In the prevailing economic climate, seeking legal advice prior to taking drastic steps such as unilaterally acting to terminate high value contracts may prove valuable. The consequences of failing to do so could be very significant.
Background and facts
The facts of the case in issue relate to claims brought by an Indian plaintiff, who had entered into a number of commodity sale and purchase agreements for the sale of edible oils and other commodities to two UAE-incorporated defendants (CEC and CEE), under some of which contracts the plaintiff had supplied the commodities as required. The defendants failed to pay for the commodities supplied, despite being granted extensions of time in order to perform their payment obligations. The plaintiff acted unilaterally to terminate a number of further sale and purchase contracts between the parties, under which the delivery of commodities had not yet been made.
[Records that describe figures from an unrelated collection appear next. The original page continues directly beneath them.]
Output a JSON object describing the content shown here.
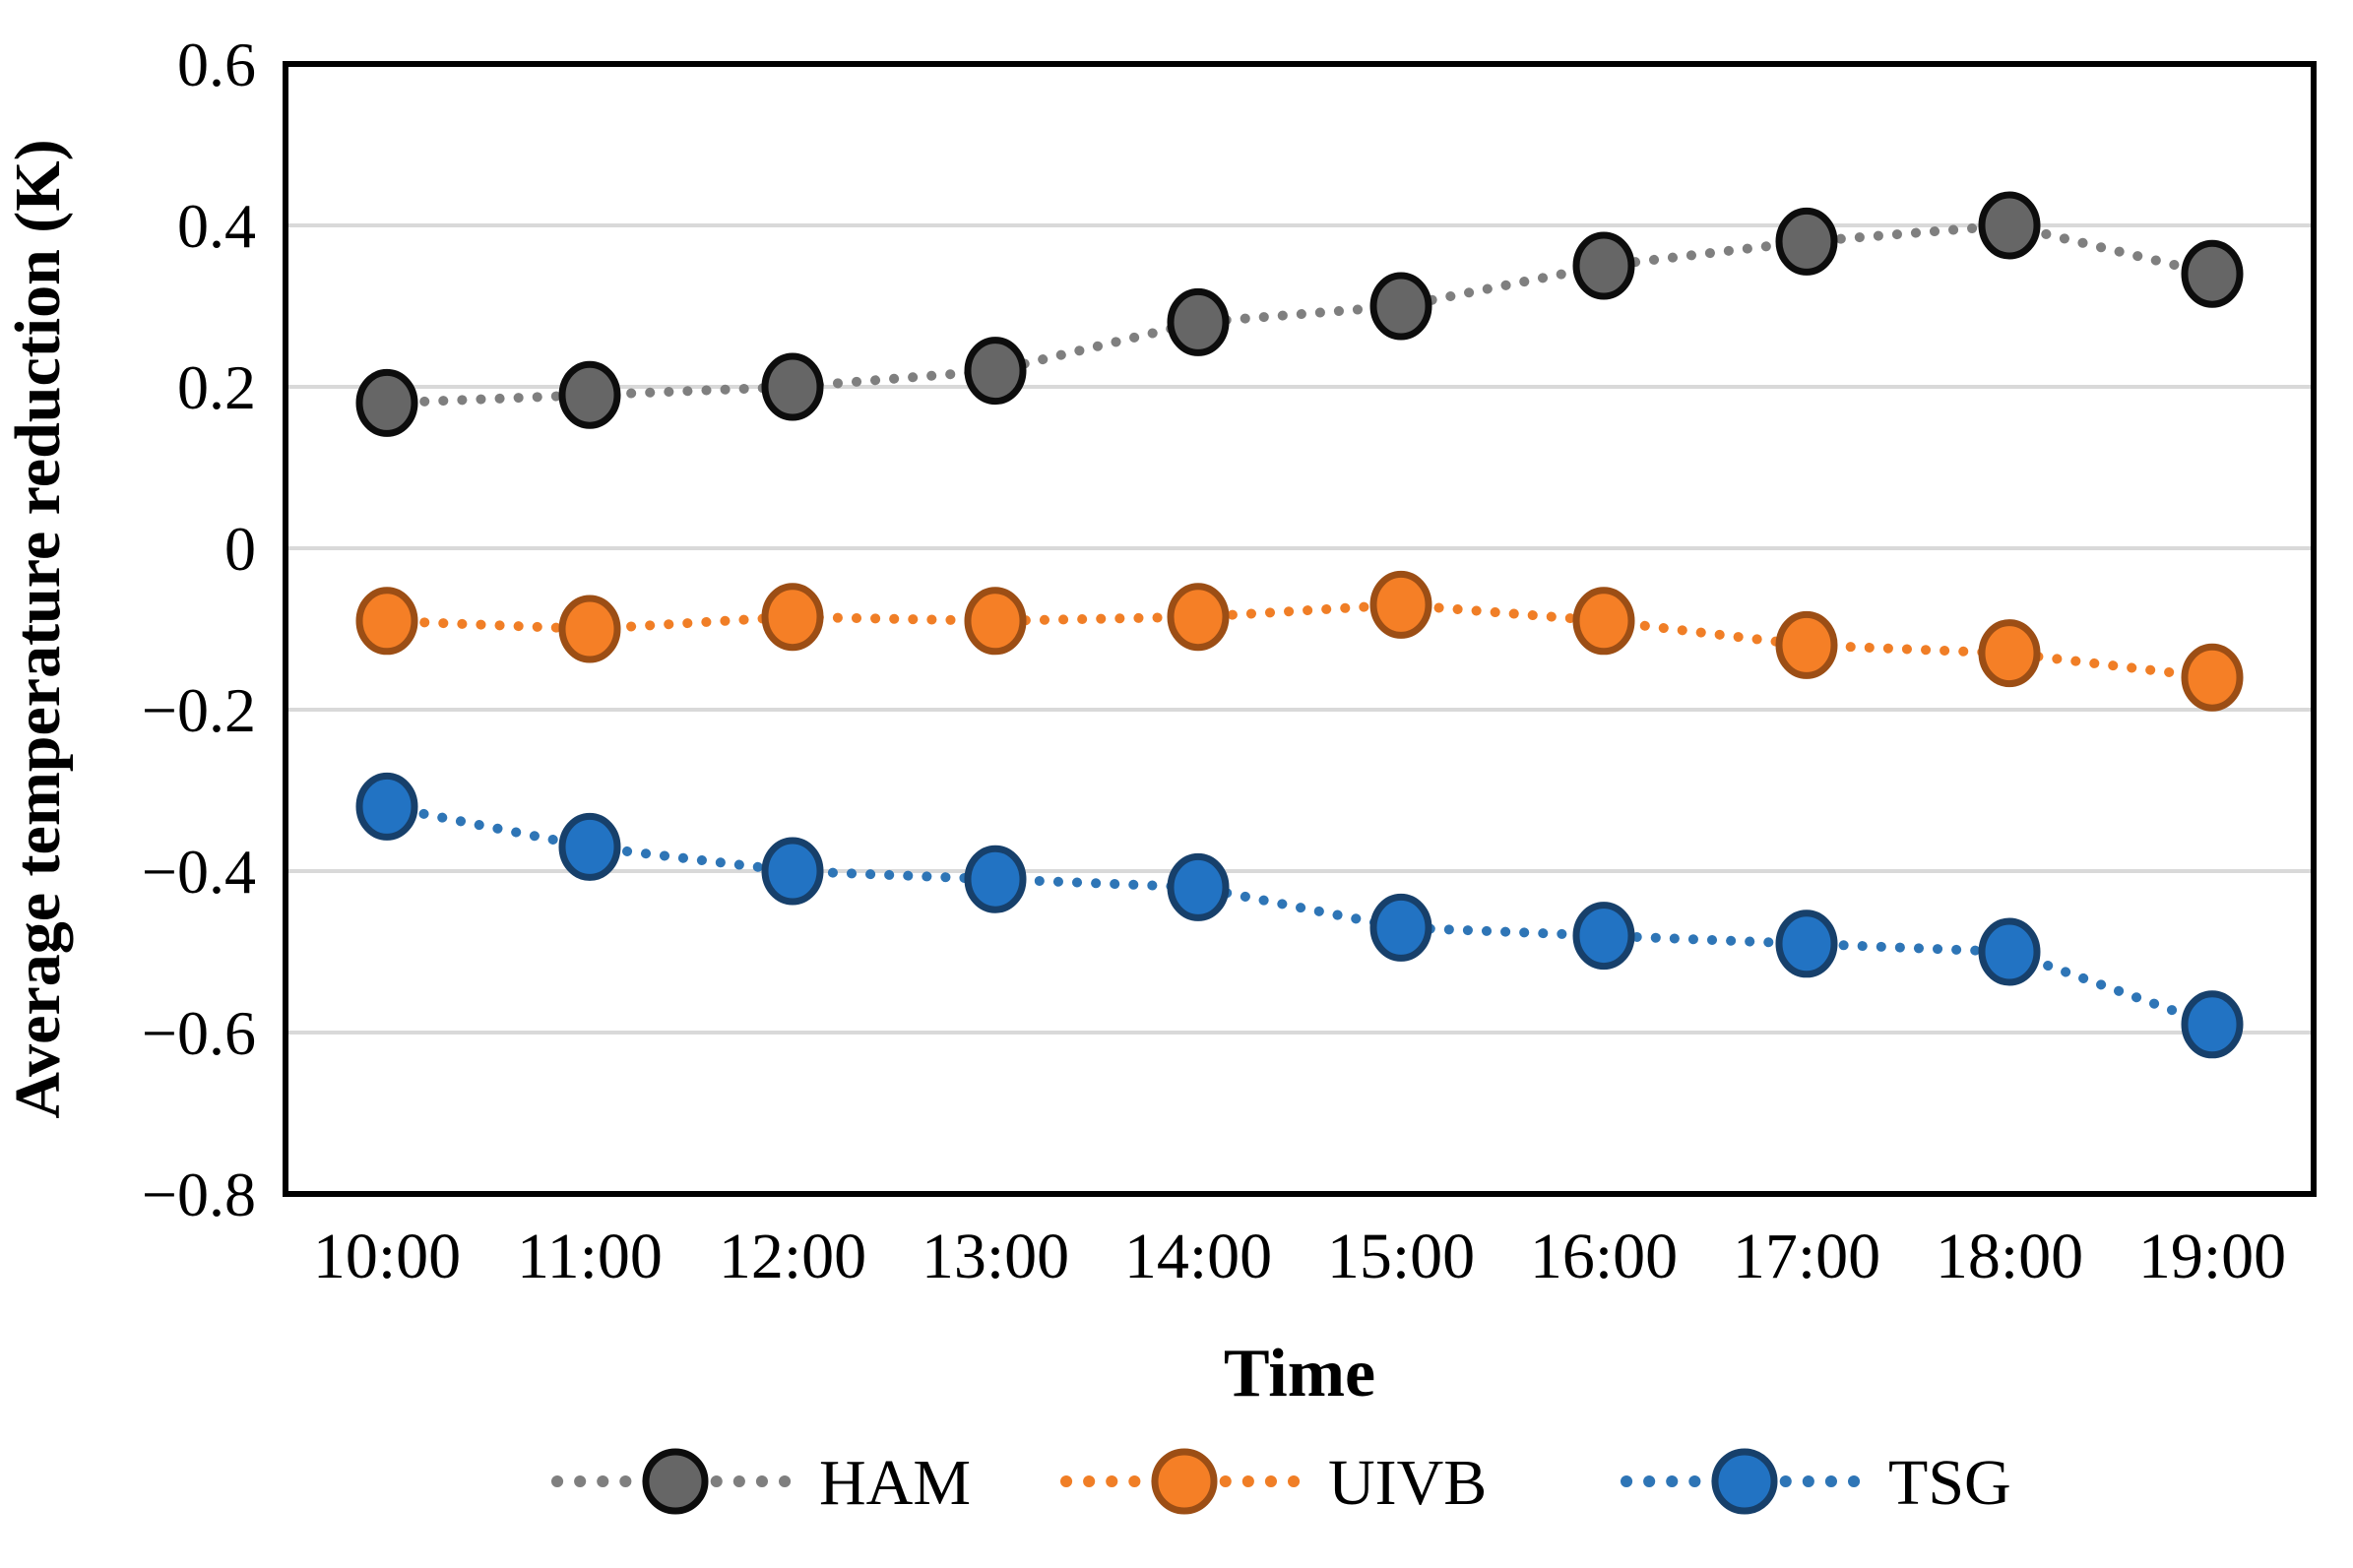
{
  "figure": {
    "ylabel": "Average temperature reduction (K)",
    "xlabel": "Time"
  },
  "chart_data": {
    "type": "line",
    "x": [
      "10:00",
      "11:00",
      "12:00",
      "13:00",
      "14:00",
      "15:00",
      "16:00",
      "17:00",
      "18:00",
      "19:00"
    ],
    "series": [
      {
        "name": "HAM",
        "values": [
          0.18,
          0.19,
          0.2,
          0.22,
          0.28,
          0.3,
          0.35,
          0.38,
          0.4,
          0.34
        ],
        "line_color": "#7F7F7F",
        "marker_fill": "#666666",
        "marker_stroke": "#0D0D0D"
      },
      {
        "name": "UIVB",
        "values": [
          -0.09,
          -0.1,
          -0.085,
          -0.09,
          -0.085,
          -0.07,
          -0.09,
          -0.12,
          -0.13,
          -0.16
        ],
        "line_color": "#F07E26",
        "marker_fill": "#F57F26",
        "marker_stroke": "#9C4E15"
      },
      {
        "name": "TSG",
        "values": [
          -0.32,
          -0.37,
          -0.4,
          -0.41,
          -0.42,
          -0.47,
          -0.48,
          -0.49,
          -0.5,
          -0.59
        ],
        "line_color": "#2E75B6",
        "marker_fill": "#2273C3",
        "marker_stroke": "#17406B"
      }
    ],
    "title": "",
    "xlabel": "Time",
    "ylabel": "Average temperature reduction (K)",
    "ylim": [
      -0.8,
      0.6
    ],
    "yticks": [
      0.6,
      0.4,
      0.2,
      0,
      -0.2,
      -0.4,
      -0.6,
      -0.8
    ],
    "ytick_labels": [
      "0.6",
      "0.4",
      "0.2",
      "0",
      "−0.2",
      "−0.4",
      "−0.6",
      "−0.8"
    ],
    "grid": true,
    "legend_position": "bottom",
    "styles": {
      "background": "#FFFFFF",
      "grid_color": "#D9D9D9",
      "axis_color": "#000000"
    }
  }
}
Rather than proceeding to court, the parties agreed between them, after the disputes had arisen, to enter into arbitration agreements on practically identical terms. Those arbitration agreements stated that the parties’ disputes were to be resolved at arbitration “conducted in accordance with the Indian Arbitration and Conciliation Act of 1996” (the Indian Act). One of the arbitration agreements continued, “The arbitral tribunal shall consist of sole arbitrator and the seat of the arbitration shall be Singapore. The Arbitration shall be governed by and construed in accordance with the laws of India. The Language of the arbitration shall be English.” The other was in similar, but not entirely identical, terms.
The plaintiff duly commenced two arbitrations – one against each of the defendants – which were heard together by the parties’ agreed sole arbitrator. The plaintiff, being the claimant seller of the commodities in the arbitration proceedings, sought (inter alia) (i) payment of the sums outstanding in relation to the commodities delivered to the defendants under certain contracts, and (ii) damages for the consequential losses suffered. The consequential damages sought by the plaintiff represented a very small proportion (less than 1 per cent, in each instance) of the overall value of the claims.